Fixed deposits rates rose

Since the beginning of the year, banks have increased fixed deposit rates across maturity basket. For instance, State Bank of India (SBI), the country’s largest lender, increased FD rates for one-year tenure at least four times this year. According to bankers, the big theme for current year was liquidity coverage ratio (LCR) for banks. “Most banks that are well capitalized have been seeing strong credit growth. Hence, there is an increased focus on retail fixed deposit during the course of the year. There is a renewed focus on pushing for both CASA (current account savings account) and term deposits,” said Rajiv Anand, executive director, Axis Bank Ltd. Global and domestic factors led banks to increase deposit rates. “Towards the end of financial year 2017-18, the interest rate was going downwards giving the general sense that interest rate would drop further. The three factors against the liquidity in the local market were: skyrocketing global oil prices, trade war between the US and China and the recent NBFC liquidity scare. Since RBI was unable to give a relief, all the financial institutions were starving for liquidity. For financial institutions, the best available route for liquidity was term deposits. Depending on the need for money, banks increased term deposit rates,” said Virat Diwanji, president–retail liabilities and branch banking, Kotak Mahindra Bank Ltd.

Loans got expensive

As the interest rate cycle turned in 2018, home loans, car loans and personal loans got expensive.

For the first time in four year, the Reserve Bank of India (RBI) increased policy rates in 2018. From the beginning of 2018, the interest rate on home loans started to rise.

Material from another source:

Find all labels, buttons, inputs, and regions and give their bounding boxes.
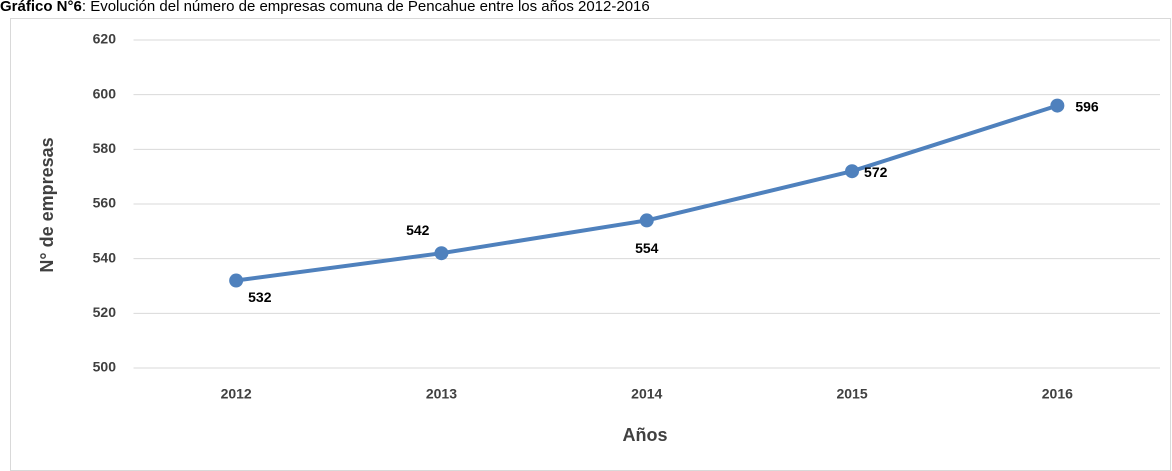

For instance, State Bank of India, the country’s largest lender, increased its one-year marginal cost of fund based lending rate (MCLR) four times till November this year. One -year MCLR is the benchmark rate on which most banks lend money to the consumers. “The big point on lending side has been that the rates have gone up. I expect rates could go up a little bit more on the lending and deposit,” said Anand.

What it means for you

If you are planning to invest your money in bank fixed deposit you should compare the rates across banks and tenure. Most banks are now offering interest around 6.70-7% on one-year fixed deposits. However, small finance banks offer higher interest rate than private banks and public sector banks currently. In case you are planning to take a home loan, in a higher interest rate regime opt for floating rate loan. Remember that all home loans usually come with a spread on MCLR. If you have a good credit score you can negotiate the spread on your home loans, processing charges and administrative costs. If you are an existing borrower and want to switch your home loan to a lender who is offering cheaper loans, check for the total cost of transfer before switching your loan.